# Experiment Pattern 0 - Simple A/A

This is the first and simplest experiment pattern, demonstrating a successful experiment that does nothing (is an A/A) and furthermore does not demonstrate any analysis capabilities.

In addition, each visitor only shows up once, and there are no repeat visitors. 

In [2]:
from   datetime import datetime
from   growthbook import GrowthBook
import itertools
import pandas as pd
from scipy import stats

We utilize three main datasets:
* The `visit_log` covers the basics of each visit that occurs.
* The `exposure_log` covers the logging of when an explicit **exposure** occurs.
* The `metrics_log` covers the measurement of what happens as the users visit.

In [3]:
visit_log    = []
exposure_log = []
metrics_log  = []

def add_to_visit_log(user_id):
  visit_log.append((user_id, datetime.now()))
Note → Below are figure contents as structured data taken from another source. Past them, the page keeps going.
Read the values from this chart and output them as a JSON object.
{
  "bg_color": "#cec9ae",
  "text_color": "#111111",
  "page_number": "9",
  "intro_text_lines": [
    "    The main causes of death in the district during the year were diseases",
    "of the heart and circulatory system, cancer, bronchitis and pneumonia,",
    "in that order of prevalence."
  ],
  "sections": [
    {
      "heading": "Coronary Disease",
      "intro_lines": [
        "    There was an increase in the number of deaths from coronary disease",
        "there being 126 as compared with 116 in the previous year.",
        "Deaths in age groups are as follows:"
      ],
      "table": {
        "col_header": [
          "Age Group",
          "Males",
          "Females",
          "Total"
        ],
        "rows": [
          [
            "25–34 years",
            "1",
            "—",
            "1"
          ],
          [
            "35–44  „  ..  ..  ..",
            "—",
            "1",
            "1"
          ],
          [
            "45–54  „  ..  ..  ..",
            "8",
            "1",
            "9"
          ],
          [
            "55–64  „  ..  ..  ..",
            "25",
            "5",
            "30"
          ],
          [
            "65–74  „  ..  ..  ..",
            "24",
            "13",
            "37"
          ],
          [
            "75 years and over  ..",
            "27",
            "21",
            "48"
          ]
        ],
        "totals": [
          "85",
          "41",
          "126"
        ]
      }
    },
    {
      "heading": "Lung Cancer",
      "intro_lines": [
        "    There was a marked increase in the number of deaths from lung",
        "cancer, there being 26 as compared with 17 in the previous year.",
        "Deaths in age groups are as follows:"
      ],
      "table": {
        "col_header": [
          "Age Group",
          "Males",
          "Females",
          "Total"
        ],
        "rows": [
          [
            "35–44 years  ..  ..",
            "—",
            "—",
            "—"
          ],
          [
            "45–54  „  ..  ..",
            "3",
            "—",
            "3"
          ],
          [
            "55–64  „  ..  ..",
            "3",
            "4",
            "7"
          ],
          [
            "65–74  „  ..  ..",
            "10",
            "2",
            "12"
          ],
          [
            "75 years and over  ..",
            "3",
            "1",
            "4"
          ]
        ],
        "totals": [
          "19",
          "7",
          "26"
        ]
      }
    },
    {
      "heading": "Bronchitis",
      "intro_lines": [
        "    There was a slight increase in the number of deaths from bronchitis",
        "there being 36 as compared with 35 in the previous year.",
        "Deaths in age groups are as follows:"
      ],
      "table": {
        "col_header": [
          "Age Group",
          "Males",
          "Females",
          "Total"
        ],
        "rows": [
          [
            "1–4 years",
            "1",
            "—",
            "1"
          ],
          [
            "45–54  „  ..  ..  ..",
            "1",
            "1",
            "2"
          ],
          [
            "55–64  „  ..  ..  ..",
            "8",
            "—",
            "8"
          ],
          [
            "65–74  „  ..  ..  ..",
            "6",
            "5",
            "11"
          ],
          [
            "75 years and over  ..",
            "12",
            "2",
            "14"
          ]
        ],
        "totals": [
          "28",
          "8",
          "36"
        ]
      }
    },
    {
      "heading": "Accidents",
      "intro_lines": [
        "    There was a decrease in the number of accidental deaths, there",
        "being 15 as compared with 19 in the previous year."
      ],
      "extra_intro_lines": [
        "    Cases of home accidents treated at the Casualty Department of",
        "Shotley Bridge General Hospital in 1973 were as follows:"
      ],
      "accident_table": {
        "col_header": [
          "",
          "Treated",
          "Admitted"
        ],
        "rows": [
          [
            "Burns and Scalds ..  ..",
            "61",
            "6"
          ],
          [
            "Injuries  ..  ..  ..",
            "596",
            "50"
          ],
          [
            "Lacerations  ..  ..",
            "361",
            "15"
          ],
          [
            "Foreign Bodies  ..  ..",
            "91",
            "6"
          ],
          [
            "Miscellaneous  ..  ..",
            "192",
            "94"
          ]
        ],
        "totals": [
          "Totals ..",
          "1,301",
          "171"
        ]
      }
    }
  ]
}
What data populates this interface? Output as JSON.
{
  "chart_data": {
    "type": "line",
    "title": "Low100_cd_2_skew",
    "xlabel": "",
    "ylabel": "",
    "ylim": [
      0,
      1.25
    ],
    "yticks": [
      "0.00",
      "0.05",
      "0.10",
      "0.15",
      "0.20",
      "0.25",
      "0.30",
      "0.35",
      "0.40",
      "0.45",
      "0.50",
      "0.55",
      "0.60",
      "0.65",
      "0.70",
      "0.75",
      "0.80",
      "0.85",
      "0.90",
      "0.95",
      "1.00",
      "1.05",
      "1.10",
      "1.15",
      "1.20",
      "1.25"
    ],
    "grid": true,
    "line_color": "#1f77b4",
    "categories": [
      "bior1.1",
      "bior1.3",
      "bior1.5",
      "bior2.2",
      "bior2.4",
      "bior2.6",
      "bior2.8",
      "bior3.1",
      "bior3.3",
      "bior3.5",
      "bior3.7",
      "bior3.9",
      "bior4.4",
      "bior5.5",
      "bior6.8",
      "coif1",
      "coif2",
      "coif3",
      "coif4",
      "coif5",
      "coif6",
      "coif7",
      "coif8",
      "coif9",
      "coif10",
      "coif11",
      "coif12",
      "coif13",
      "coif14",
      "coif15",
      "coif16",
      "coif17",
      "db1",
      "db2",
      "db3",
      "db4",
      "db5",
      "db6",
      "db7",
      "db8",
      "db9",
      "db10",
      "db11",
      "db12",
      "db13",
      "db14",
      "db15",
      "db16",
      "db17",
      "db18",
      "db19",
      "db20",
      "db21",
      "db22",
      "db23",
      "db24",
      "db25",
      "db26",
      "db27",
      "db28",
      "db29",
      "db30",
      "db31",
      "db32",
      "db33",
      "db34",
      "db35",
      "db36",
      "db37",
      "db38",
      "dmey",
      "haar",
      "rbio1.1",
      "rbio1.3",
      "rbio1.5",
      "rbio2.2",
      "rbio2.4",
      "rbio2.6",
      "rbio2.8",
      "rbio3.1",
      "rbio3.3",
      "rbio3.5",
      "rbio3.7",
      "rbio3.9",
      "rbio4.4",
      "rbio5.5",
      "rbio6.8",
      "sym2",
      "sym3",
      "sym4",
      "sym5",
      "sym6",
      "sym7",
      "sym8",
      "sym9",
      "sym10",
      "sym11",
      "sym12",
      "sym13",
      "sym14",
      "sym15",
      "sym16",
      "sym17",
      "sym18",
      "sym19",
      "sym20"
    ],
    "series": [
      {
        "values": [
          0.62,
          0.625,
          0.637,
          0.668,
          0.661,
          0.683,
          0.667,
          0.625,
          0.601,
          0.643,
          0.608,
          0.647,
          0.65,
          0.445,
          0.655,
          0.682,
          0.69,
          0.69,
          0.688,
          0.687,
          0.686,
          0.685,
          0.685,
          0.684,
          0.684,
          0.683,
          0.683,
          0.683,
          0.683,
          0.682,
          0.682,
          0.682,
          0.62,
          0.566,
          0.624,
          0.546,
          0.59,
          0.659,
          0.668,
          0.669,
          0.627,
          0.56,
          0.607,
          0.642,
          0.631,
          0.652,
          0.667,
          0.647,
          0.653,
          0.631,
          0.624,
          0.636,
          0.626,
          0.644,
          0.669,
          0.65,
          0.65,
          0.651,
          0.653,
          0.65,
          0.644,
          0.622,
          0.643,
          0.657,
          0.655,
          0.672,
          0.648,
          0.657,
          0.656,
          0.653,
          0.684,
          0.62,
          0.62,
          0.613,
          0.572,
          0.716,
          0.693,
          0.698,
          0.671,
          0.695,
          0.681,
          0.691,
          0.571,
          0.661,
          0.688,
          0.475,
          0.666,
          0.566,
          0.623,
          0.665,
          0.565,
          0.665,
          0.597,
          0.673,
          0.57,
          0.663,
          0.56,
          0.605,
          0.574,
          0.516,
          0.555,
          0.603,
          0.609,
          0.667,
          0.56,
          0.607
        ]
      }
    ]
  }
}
def add_to_exposure_log(user_id, variant_name):
  exposure_log.append((user_id, variant_name, datetime.now()))

This is fairly boilerplate code that covers the core usage of [GrowthBook](https://growthbook.io).

In [4]:
def on_experiment_viewed(experiment, result):
  add_to_exposure_log(result.hashValue, result.name)

gb = GrowthBook(
  api_host = "https://cdn.growthbook.io",
  client_key = "sdk-dznJ5SXyna94Omdi",
  on_experiment_viewed = on_experiment_viewed
)

gb.load_features()

This is our simulation code. 

In [5]:
def simulate_visit(user_id, **kwargs):
  gb.set_attributes({
    "id": user_id
  })

  feature_variant_1 = None

  add_to_visit_log(user_id)
    
  if gb.is_on("variant-1"):
    feature_variant_1 = True
  else:
    feature_variant_1 = False 

def experiment_000_basic_aa(n_trials):
  for i in range(n_trials):
    simulate_visit(f"user_{i}")

In [7]:
experiment_000_basic_aa(100000)

## Our Main Insight - Balance Check

One of the most important health checks of an experiment is the **Sample Ratio Mismatch** check, which checks that the observed balance of your experiment matches the configured balance of your experiment. 

This is a classic use-case for the [Chi-Squared Test](https://en.wikipedia.org/wiki/Pearson%27s_chi-squared_test).

In [14]:
def balance_check(df, variant_percentages):
    df_agg = df.groupby("variant_name").agg(
        user_count = pd.NamedAgg(column = "user_id", aggfunc = "nunique")).reset_index()
    df_agg["variant_percentage"] = [variant_percentages[x] for x in df_agg["variant_name"]]
    
    
    
    pairwise_checks = []
    for pair in itertools.combinations(df_agg["variant_name"], 2):
        df_tmp = df_agg[(df_agg["variant_name"] == pair[0]) | (df_agg["variant_name"] == pair[1])]
        
        total_user_count         = df_tmp["user_count"].sum()
        total_variant_percentage = df_tmp["variant_percentage"].sum()
        df_tmp["expected_count"] = [total_user_count * x / total_variant_percentage for x in df_tmp["variant_percentage"]]
        
        chisq_results = stats.chisquare(f_obs = df_tmp["user_count"], f_exp = df_tmp["expected_count"])
        pairwise_checks.append((pair[0], pair[1], chisq_results.pvalue, "PASS" if chisq_results.pvalue > 0.05 else "FAIL"))

    return(pd.DataFrame(data = pairwise_checks, columns = ("variant_name_1", "variant_name_2", "p_value", "pass_fail")))

In [15]:
df_exposure_log = pd.DataFrame(data = exposure_log, columns = ("user_id", "variant_name", "exposure_timestamp"))
balance_check(df_exposure_log, {"Control": 0.1, "Variation 1": 0.1})

Unnamed: 0,variant_name_1,variant_name_2,p_value,pass_fail
0,Control,Variation 1,0.815904,PASS